Pour sa part, la disposition de dérogation permet de porter atteinte aux droits fondamentaux au-delà de ces limites raisonnables. Cela signifie, par extrapolation, qu’elle peut être utilisée pour outrepasser les droits de la personne sans qu’il y ait d’objectif urgent et substantiel ni de lien rationnel avec l’objectif, en utilisant une approche inutilement lourde pour atteindre l’objectif, et d’une façon qui entraînerait beaucoup plus de préjudices que d’avantages, selon les éléments de preuve et le jugement de la Cour suprême. Dans ce contexte, je me tourne vers la situation en Saskatchewan.
En 2023, l’Assemblée législative de la Saskatchewan a adopté le projet de loi 137, qui exige un consentement lorsque des élèves de moins de 16 ans souhaitent utiliser le nom ou pronom de leur choix à l’école. Pour adopter ce projet de loi, le gouvernement a eu recours à la disposition de dérogation de manière préventive pour contourner plusieurs articles de la Charte. Cette année, la Cour d’appel de la Saskatchewan a statué que la Cour du Banc du Roi pouvait toujours se prononcer sur la conformité de la loi avec la Charte. Le gouvernement de la Saskatchewan n’a pas admis que le projet de loi 137 limite les droits garantis par la Charte.
Personnellement, je suis ouvert à l’idée de trouver un équilibre entre les droits parentaux et les droits des jeunes sur cet aspect.
J’ai aussi été touché par le discours percutant du sénateur Wilson sur ce projet de loi. En général, quel que soit le sujet, j’aimerais que le législateur tente de respecter les limites raisonnables prévues à l’article 1 avant de recourir à la disposition de dérogation, s’il le juge justifié. Après tout, la disposition de dérogation pourrait ne pas être nécessaire pour atteindre un objectif donné, et une approche sur mesure pourrait être préférable.
Comme l’a expliqué le sénateur Cotter à propos de la disposition de dérogation le 31 octobre dernier, lors d’une intervention sur une motion connexe :
Elle délégitime de façon anticipée de nombreux droits et, implicitement, la valeur de l’article 1 — la disposition sur les conditions permettant de restreindre un droit —, et la jurisprudence de la Cour suprême du Canada, qui a élaboré une approche sophistiquée de l’article 1.
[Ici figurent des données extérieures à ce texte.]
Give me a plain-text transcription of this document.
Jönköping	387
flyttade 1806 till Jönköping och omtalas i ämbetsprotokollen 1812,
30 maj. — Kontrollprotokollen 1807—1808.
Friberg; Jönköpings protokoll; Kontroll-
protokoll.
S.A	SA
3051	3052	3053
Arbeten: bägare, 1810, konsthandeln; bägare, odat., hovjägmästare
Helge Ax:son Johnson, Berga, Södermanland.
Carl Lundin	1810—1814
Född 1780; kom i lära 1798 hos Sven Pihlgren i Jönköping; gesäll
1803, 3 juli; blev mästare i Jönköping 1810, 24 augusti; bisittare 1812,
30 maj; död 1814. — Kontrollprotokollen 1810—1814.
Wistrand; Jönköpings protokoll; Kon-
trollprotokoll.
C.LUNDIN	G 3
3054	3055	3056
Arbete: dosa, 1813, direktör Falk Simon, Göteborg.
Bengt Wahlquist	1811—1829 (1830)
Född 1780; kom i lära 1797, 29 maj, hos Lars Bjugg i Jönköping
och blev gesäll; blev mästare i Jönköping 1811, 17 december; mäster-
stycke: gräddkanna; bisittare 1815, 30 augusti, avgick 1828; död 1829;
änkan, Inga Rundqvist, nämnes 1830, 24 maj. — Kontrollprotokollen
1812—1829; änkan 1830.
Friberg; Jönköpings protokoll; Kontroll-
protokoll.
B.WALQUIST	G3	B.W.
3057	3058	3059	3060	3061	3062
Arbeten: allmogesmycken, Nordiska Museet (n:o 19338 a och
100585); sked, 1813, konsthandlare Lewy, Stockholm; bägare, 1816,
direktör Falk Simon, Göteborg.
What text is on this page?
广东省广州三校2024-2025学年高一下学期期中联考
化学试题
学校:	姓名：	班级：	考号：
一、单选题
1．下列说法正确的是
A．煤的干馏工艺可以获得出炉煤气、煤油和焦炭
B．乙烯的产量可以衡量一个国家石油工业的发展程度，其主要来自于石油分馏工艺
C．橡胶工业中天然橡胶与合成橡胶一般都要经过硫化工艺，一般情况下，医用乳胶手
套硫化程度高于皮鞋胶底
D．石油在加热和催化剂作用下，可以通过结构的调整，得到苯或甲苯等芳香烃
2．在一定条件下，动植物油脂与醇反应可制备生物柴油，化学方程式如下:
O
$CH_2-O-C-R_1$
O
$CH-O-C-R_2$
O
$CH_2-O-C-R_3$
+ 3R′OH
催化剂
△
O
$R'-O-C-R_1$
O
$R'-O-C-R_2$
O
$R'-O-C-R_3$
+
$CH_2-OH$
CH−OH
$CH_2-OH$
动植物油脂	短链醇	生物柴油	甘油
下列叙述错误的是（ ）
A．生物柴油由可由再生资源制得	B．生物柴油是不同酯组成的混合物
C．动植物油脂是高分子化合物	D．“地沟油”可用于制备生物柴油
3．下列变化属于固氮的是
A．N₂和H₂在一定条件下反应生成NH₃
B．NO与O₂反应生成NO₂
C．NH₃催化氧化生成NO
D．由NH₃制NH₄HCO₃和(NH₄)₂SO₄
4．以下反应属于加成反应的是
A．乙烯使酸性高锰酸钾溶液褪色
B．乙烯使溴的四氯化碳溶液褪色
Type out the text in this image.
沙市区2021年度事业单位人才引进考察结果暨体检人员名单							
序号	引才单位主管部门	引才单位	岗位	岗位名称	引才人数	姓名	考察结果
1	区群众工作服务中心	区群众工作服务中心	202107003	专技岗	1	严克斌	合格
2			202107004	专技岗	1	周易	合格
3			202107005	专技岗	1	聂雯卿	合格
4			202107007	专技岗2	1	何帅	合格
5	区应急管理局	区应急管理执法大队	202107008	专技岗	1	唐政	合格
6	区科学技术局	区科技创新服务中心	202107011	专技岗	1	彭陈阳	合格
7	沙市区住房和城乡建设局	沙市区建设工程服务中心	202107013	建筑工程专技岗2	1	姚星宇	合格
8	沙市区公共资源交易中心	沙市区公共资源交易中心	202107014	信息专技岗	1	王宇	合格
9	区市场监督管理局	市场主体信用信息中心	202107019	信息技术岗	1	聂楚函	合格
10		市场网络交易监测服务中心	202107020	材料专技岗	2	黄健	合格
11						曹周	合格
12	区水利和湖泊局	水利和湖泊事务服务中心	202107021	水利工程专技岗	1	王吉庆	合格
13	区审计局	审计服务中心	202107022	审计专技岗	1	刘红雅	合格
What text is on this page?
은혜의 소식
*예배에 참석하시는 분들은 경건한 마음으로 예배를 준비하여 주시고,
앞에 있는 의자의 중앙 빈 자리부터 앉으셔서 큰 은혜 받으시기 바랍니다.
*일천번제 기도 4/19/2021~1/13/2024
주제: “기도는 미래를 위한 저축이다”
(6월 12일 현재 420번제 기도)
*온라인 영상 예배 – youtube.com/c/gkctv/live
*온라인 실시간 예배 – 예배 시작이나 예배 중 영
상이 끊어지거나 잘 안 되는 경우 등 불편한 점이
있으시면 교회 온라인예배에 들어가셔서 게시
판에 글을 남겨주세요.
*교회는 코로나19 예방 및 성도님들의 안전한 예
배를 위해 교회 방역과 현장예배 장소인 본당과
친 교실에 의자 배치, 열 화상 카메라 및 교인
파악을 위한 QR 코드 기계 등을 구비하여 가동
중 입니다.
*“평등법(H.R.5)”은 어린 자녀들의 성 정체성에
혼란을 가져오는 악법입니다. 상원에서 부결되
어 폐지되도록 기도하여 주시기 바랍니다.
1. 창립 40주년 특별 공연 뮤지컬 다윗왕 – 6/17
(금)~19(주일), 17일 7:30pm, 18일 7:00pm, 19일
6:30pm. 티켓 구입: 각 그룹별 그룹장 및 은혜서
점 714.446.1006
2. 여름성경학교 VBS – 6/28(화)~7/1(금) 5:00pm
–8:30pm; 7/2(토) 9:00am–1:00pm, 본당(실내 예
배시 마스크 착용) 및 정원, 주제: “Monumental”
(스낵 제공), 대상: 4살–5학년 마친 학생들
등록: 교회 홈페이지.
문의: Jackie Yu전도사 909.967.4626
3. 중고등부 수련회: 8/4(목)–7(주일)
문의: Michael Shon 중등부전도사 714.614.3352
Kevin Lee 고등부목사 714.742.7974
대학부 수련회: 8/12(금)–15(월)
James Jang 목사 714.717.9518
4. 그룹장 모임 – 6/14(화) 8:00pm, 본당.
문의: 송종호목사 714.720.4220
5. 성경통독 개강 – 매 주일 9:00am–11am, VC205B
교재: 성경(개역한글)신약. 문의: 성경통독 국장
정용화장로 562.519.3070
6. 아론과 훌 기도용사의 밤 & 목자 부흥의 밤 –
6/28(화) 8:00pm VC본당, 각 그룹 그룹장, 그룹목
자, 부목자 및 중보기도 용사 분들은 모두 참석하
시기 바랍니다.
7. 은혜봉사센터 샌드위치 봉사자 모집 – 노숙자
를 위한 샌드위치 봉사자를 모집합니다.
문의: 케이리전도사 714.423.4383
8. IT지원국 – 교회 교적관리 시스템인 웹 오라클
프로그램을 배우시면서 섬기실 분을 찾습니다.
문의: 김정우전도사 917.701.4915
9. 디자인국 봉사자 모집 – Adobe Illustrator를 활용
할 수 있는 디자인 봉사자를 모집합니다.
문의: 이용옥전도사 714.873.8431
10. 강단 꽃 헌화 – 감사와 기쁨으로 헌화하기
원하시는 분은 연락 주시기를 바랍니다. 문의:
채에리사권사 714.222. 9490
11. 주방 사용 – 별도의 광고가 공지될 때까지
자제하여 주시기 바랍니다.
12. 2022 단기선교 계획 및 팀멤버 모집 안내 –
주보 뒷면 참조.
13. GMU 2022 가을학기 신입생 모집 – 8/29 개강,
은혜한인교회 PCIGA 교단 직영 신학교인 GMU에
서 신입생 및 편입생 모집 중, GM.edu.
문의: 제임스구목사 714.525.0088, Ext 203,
Je suis d’accord avec le très honorable Brian Mulroney, qui a dit :
Selon moi, l’épine dorsale de notre démocratie, ce qui fait la force de notre démocratie, c’est l’indépendance du système judiciaire et la confiance envers ce système au Canada […]
Il a ajouté, à propos de la disposition de dérogation : « Comment diable une telle chose a-t-elle pu se retrouver dans notre Constitution […] »
Oui, vous pouvez en rire.
À mon avis, il est prudent de continuer de considérer la disposition de dérogation comme une mesure exceptionnelle. Nous ne devons jamais normaliser les violations des droits de la personne au Canada. N’oublions pas que même les mesures prises en vertu de la Loi sur les mesures d’urgence, par exemple lors d’une attaque terroriste ou d’une guerre, doivent être conformes à la Charte.
Je passe à mon quatrième sujet à titre d’exemple : le cadre international et canadien concernant la défense des droits individuels de la personne et l’exercice des droits collectifs sur les territoires autochtones.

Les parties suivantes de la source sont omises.